Мы выступили в путь под тонкой коркой месяца, полные того оптимизма, с каким люди порой начинают трудное предприятие; наши легкие были точно надуты гелием, влекущим нас вперед. Затем, через час, мы уже не шагали, а брели. По крайней мере, я могу сказать это о себе, ибо мой гелий израсходовался, уступив место первым признакам усталости, просачивающейся в организм, как редкие капли воды – в полотенце. Еще через несколько часов мы наткнулись на крошечное озерцо, где седой капитан разрешил устроить передышку. Усевшись на берегу залитого лунным светом озерца, чтобы дать отдых своим ноющим ногам, я взглянул на часы: их фосфоресцирующие, словно нематериальные стрелки показывали час пополуночи.

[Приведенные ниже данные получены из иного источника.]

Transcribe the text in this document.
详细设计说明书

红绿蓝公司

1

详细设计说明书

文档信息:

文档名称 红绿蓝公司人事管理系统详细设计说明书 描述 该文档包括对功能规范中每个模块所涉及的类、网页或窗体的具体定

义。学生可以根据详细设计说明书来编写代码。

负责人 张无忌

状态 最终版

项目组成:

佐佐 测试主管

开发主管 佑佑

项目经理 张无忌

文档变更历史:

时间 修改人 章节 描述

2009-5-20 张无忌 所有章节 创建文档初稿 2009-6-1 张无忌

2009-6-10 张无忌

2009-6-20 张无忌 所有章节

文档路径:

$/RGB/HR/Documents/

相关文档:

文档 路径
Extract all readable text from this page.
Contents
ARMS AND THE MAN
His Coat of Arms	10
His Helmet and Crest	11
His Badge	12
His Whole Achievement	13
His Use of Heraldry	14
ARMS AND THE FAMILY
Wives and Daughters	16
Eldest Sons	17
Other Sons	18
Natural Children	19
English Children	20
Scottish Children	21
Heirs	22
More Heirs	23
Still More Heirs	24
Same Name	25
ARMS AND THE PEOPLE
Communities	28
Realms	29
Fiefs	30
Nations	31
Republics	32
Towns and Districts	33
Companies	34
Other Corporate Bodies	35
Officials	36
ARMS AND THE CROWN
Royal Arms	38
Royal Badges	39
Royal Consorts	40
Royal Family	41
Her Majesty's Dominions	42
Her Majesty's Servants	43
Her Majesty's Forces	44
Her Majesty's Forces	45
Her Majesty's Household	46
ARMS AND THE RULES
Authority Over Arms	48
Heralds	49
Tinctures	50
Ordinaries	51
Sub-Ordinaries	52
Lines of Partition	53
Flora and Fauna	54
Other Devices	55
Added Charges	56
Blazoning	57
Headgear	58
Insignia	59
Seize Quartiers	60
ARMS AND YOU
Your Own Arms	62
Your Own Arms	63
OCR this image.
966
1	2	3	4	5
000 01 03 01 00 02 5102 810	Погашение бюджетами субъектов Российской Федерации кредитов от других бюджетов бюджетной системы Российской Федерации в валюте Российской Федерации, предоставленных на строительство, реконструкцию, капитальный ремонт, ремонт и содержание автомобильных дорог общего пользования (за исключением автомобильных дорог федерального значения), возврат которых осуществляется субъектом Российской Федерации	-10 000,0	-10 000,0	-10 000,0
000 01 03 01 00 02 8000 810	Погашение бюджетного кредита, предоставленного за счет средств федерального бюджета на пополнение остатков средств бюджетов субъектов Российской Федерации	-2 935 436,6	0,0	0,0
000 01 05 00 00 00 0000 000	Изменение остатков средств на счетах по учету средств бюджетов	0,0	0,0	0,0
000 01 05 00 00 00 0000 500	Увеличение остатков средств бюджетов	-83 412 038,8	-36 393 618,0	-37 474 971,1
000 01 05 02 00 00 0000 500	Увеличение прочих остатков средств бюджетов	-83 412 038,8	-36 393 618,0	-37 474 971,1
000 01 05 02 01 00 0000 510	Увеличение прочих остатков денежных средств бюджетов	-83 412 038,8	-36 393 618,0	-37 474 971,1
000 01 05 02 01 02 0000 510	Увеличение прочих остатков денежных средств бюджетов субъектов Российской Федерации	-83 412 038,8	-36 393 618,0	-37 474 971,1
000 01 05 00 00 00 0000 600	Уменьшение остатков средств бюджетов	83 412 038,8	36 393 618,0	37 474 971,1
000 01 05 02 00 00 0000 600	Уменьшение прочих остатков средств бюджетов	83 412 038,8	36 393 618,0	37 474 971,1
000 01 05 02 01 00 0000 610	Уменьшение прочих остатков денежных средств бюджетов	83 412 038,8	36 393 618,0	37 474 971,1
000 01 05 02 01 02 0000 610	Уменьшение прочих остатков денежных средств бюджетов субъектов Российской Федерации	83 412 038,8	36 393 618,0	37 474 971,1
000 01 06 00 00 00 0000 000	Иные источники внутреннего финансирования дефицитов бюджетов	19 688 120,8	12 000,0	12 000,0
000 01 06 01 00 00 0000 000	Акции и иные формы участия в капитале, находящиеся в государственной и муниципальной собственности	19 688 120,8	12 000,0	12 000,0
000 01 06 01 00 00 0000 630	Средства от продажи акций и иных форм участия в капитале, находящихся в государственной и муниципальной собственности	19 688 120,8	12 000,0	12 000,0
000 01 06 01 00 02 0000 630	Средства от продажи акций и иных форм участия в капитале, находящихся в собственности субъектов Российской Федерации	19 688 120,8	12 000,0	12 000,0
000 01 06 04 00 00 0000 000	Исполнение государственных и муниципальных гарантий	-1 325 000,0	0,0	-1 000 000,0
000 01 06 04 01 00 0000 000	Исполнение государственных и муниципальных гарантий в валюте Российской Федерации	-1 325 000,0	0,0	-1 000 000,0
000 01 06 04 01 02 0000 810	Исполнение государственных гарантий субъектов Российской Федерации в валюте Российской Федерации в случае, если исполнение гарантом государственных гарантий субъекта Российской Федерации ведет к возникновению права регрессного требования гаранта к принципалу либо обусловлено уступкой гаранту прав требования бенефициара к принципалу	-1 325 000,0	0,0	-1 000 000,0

Мои руки казались мне такими же самостоятельными, как стрелки, потому что они хотели вынуть и приласкать сигарету из пачки в моем нагрудном кармане; это желание будоражило мою нервную систему. С виду ничуть не страдающий от подобного томления, Бон сидел рядом со мной и молча ел рисовый колобок. От озерца тянуло влажным запахом ила и гниющих растений, а на его поверхности, в ореоле линялых перьев, плавала мертвая птичка размером с зяблика. Воронка от снаряда, пробормотал Бон. Воронка была американским следом – она говорила, что мы уже в Лаосе. Двигаясь дальше на восток, мы стали встречать и другие воронки, иногда по одной, иногда целыми скоплениями, и нам приходилось с трудом пробираться среди вывернутых с корнями и нашинкованных каепутов. Однажды мы подошли близко к деревне и заметили на берегу воронок сачки на длинных шестах – очевидно, местные жители ловили ими рыбу, которую развели в этих ямах с водой.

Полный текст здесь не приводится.